Source: /cirosantilli/cia-2010-covert-communication-websites/cgi-comms

= CGI comms

We've come across a few shallow and stylistically similar websites on suspicious ranges with this pattern.

No JS/JAR/SWF comms, but rather a subdomain, and an HTTPS page with .cgi extension that leads to a login page. Some names seen for this subdomain:
* `secure.`: most common
* `ssl.`: also common
* various other more creative ones linked to the website theme itself, e.g.:
  * musical-fortune.net has a backstage.musical-fortune.net

The question is, is this part of some legitimate tooling that created such patterns? And if so which? Or are they actual hits with a new comms mechanism not previously seen?

The fact that:
* hits of this type are so dense in the suspicious ranges
* they are so stylistically similar between on another
* citizenlabs specifically mentioned a "CGI" comms method
suggests to Ciro that they are an actual hit.
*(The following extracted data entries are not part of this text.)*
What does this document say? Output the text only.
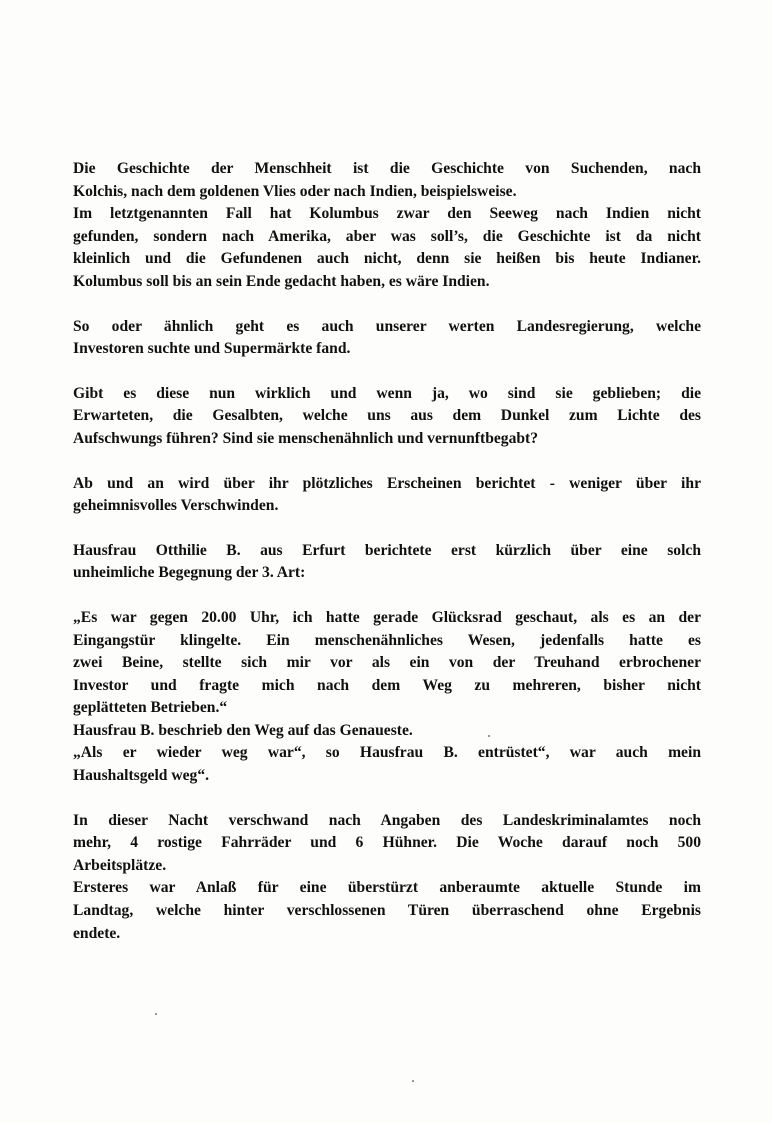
Die Geschichte der Menschheit ist die Geschichte von Suchenden, nach
Kolchis, nach dem goldenen Vlies oder nach Indien, beispielsweise.
Im letztgenannten Fall hat Kolumbus zwar den Seeweg nach Indien nicht
gefunden, sondern nach Amerika, aber was soll’s, die Geschichte ist da nicht
kleinlich und die Gefundenen auch nicht, denn sie heißen bis heute Indianer.
Kolumbus soll bis an sein Ende gedacht haben, es wäre Indien.
So oder ähnlich geht es auch unserer werten Landesregierung, welche
Investoren suchte und Supermärkte fand.
Gibt es diese nun wirklich und wenn ja, wo sind sie geblieben; die
Erwarteten, die Gesalbten, welche uns aus dem Dunkel zum Lichte des
Aufschwungs führen? Sind sie menschenähnlich und vernunftbegabt?
Ab und an wird über ihr plötzliches Erscheinen berichtet - weniger über ihr
geheimnisvolles Verschwinden.
Hausfrau Otthilie B. aus Erfurt berichtete erst kürzlich über eine solch
unheimliche Begegnung der 3. Art:
„Es war gegen 20.00 Uhr, ich hatte gerade Glücksrad geschaut, als es an der
Eingangstür klingelte. Ein menschenähnliches Wesen, jedenfalls hatte es
zwei Beine, stellte sich mir vor als ein von der Treuhand erbrochener
Investor und fragte mich nach dem Weg zu mehreren, bisher nicht
geplätteten Betrieben.“
Hausfrau B. beschrieb den Weg auf das Genaueste.
„Als er wieder weg war“, so Hausfrau B. entrüstet“, war auch mein
Haushaltsgeld weg“.
In dieser Nacht verschwand nach Angaben des Landeskriminalamtes noch
mehr, 4 rostige Fahrräder und 6 Hühner. Die Woche darauf noch 500
Arbeitsplätze.
Ersteres war Anlaß für eine überstürzt anberaumte aktuelle Stunde im
Landtag, welche hinter verschlossenen Türen überraschend ohne Ergebnis
endete.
In particular, the `secure` and `ssl` ones are overused, and together with some heuristics allowed us to find our first two non Reuters ranges! <secure subdomain search on 2013 DNS Census>{full}

Some currently known URLs
* https://backstage.musical-fortune.net/cgi-bin/backstage.cgi
* https://clients.smart-travel-consultant.com/cgi-bin/clients.cgi
* https://members.it-proonline.com/cgi-bin/members.cgi
* https://members.metanewsdaily.com/cgi-bin/ABC.cgi
* https://miembros.todosperuahora.com/cgi-bin/business.cgi
* https://secure.altworldnews.com/cgi-bin/desk.cgi
* https://secure.driversinternationalgolf.com/cgi-bin/drivers.cgi
* https://secure.freshtechonline.com/cgi-bin/tech.cgi
* https://secure.globalnewsbulletin.com/cgi-bin/index.cgi
* https://secure.negativeaperture.com/cgi-bin/canon.cgi
* https://secure.riskandrewardnews.com/cgi-bin/worldwide.cgi
* https://secure.theworld-news.net/cgi-bin/news.cgi
* https://secure.topbillingsite.com/cgi-bin/main.cgi
* https://secure.worldnewsandent.com/cgi-bin/news.cgi
* https://ssl.beyondnetworknews.com/cgi-bin/local.cgi
* https://ssl.newtechfrontier.com/cgi-bin/tech.cgi
* https://www.businessexchangetoday.com/cgi-bin/business.cgi
* https://heal.conquermstoday.com (path unknown)
If we could do a crawl search for `secure.*com/cgi-bin/*.cgi` that might be a good enough fingerprint, maybe even `*.*com/cgi-bin/*.cgi`. Edit: it is not perfect, but we kind of did it: <secure subdomain search on 2013 DNS Census>{full}.